A G-process is briefly a process ([A. N. Carvalho, J. A. Langa and J. C. Robinson, Attractors for Infinite-Dimensional Non-Autonomous Dynamical Systems, Applied Mathematical Sciences, Vol. 182 (Springer, 2013)], [C. M. Dafermos, An invariance principle for compact processes, J. Differential Equations 9 (1971) 239–252], [P. E. Kloeden and M. Rasmussen, Nonautonomous Dynamical Systems, Mathematical Surveys and Monographs, Vol. 176 (Amer. Math. Soc., 2011)]) for which the role of evolution parameter is played by a general topological group [Formula: see text]. These processes are broad enough to include the [Formula: see text]-actions (characterized as autonomous [Formula: see text]-processes) and the two-parameter flows (where [Formula: see text]). We endow the space of [Formula: see text]-processes with a natural group structure. We introduce the notions of orbit, pseudo-orbit and shadowing property for [Formula: see text]-processes and analyze the relationship with the [Formula: see text]-processes group structure.
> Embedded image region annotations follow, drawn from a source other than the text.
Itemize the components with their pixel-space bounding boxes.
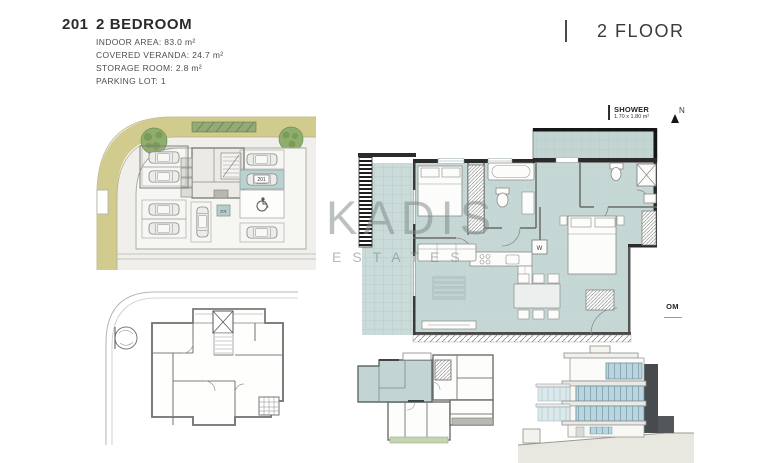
site-parking-plan: 201 201	[84, 102, 316, 270]
parking-spot-label: 201	[257, 177, 266, 183]
floor-slab	[562, 381, 646, 386]
car	[197, 207, 208, 237]
spec-storage-room: STORAGE ROOM: 2.8 m²	[96, 62, 223, 75]
rug	[432, 276, 466, 300]
green-strip	[390, 437, 448, 443]
tree-circle-icon	[115, 327, 137, 349]
hedge	[192, 122, 256, 132]
car	[149, 223, 179, 234]
divider-bar	[565, 20, 567, 42]
label-underline	[664, 317, 682, 318]
north-arrow-icon: N	[669, 106, 689, 126]
unit-specs: INDOOR AREA: 83.0 m² COVERED VERANDA: 24…	[96, 36, 223, 88]
shower-size: 1.70 x 1.80 m²	[614, 114, 649, 120]
unit-201-highlight	[358, 360, 432, 402]
floor-label-group: 2 FLOOR	[565, 20, 685, 42]
north-triangle	[671, 114, 679, 123]
floor-key-plan	[345, 352, 513, 462]
spec-covered-veranda: COVERED VERANDA: 24.7 m²	[96, 49, 223, 62]
disabled-parking-spot	[240, 190, 284, 218]
windows	[606, 363, 642, 379]
stairs	[214, 333, 233, 355]
tv-console	[422, 321, 476, 329]
building-elevation	[518, 342, 694, 463]
floor-slab	[562, 421, 646, 425]
main-floor-plan: W	[356, 104, 668, 349]
spec-parking-lot: PARKING LOT: 1	[96, 75, 223, 88]
roof-terrace	[533, 128, 657, 162]
cropped-room-label-box: OM	[658, 288, 687, 338]
car	[149, 171, 179, 182]
floor-2	[536, 384, 644, 401]
parking-spot-201: 201	[240, 170, 284, 189]
car	[149, 204, 179, 215]
washer-label: W	[537, 246, 543, 252]
entry-structure	[523, 429, 540, 443]
floor-slab	[562, 401, 646, 406]
sink	[644, 194, 656, 203]
car	[149, 152, 179, 163]
entrance-gate	[97, 190, 108, 214]
floor-1	[536, 404, 644, 421]
bed-2	[560, 216, 624, 274]
floorplan-sheet: 201 2 BEDROOM INDOOR AREA: 83.0 m² COVER…	[0, 0, 768, 463]
neighbor-unit	[388, 402, 450, 440]
sofa	[418, 244, 476, 261]
spec-indoor-area: INDOOR AREA: 83.0 m²	[96, 36, 223, 49]
cropped-room-label: OM	[658, 302, 687, 311]
shower-label: SHOWER	[614, 105, 649, 114]
elevator-shaft	[213, 311, 233, 333]
balcony-protrusion	[403, 353, 431, 360]
floor-label: 2 FLOOR	[597, 21, 685, 42]
stairwell	[435, 360, 451, 380]
bed-1	[418, 166, 462, 216]
roof-slab	[564, 353, 638, 358]
shower-annotation: SHOWER 1.70 x 1.80 m²	[608, 105, 649, 120]
bathtub	[488, 163, 534, 180]
washing-machine: W	[532, 240, 547, 254]
toilet	[496, 188, 509, 207]
car	[247, 154, 277, 165]
skylight-grid	[259, 397, 279, 415]
ground-floor	[568, 425, 644, 437]
unit-type-title: 2 BEDROOM	[96, 16, 192, 33]
terrace-band	[452, 418, 493, 425]
roof-key-plan	[95, 283, 300, 453]
storage-room-201: 201	[217, 205, 230, 216]
dark-base	[658, 416, 674, 433]
shower-stall	[637, 164, 656, 186]
car	[247, 227, 277, 238]
tree-icon	[279, 127, 303, 151]
storage-closet	[586, 290, 614, 310]
unit-number: 201	[62, 16, 89, 33]
dining-set	[514, 274, 560, 319]
storage-room-label: 201	[220, 209, 227, 214]
vanity	[522, 192, 534, 214]
north-letter: N	[679, 106, 685, 115]
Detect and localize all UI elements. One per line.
We study the equicontinuous [Formula: see text]-processes and use it to construct nonautonomous [Formula: see text]-processes with the shadowing property. We study the global solutions of the [Formula: see text]-processes and the corresponding global shadowing property. We study the expansivity (global and pullback) of the [Formula: see text]-processes. We prove that there are nonautonomous expansive [Formula: see text]-processes and characterize the existence of expansive equicontinuous [Formula: see text]-processes. We define the topological stability for [Formula: see text]-processes and prove that every expansive [Formula: see text]-process with the shadowing property is topologically stable. Examples of nonautonomous topologically stable [Formula: see text]-processes are given.

中文翻译：

---

G过程的动力学

G 过程简单地说是一个过程（[AN Carvalho, JA Langa 和 JC Robinson, Attractors for Infinite-Dimensional Non-Autonomous Dynamical Systems, Applied Mathematical Sciences, Vol. 182 (Springer, 2013)], [CM Dafermos, An invariance紧致过程原理，J. 微分方程 9 (1971) 239–252]，[PE Kloeden 和 M. Rasmussen，非自治动力系统，数学调查和专着，第 176 卷（美国数学学会，2011 年）]）其中演化参数的作用是由一个一般拓扑群[公式：见正文]。这些过程足够广泛，可以包括 [公式：参见文本]-动作（表征为自主的 [公式：参见文本]-过程）和双参数流程（其中 [公式：参见文本]）。我们赋予[公式：见正文]-进程空间一个自然的组结构。我们介绍了[公式：见文本]-进程的轨道、伪轨道和阴影属性的概念，并分析了与[公式：见文本]-进程组结构的关系。我们研究了等连续的[公式：见文本]-过程，并用它来构造具有阴影属性的非自治[公式：见文本]-过程。我们研究了[公式：见正文]过程的全局解决方案和相应的全局阴影属性。我们研究[公式：见文本]过程的扩展性（全局和回调）。我们证明了存在非自治的扩展[公式：见文本]-过程，并表征了扩展等连续[公式：见文本]-过程的存在。我们定义了 [公式：见文本] 过程的拓扑稳定性，并证明了每个可扩展的 [公式：见正文]-具有阴影属性的过程是拓扑稳定的。给出了非自治拓扑稳定[公式：见正文]过程的例子。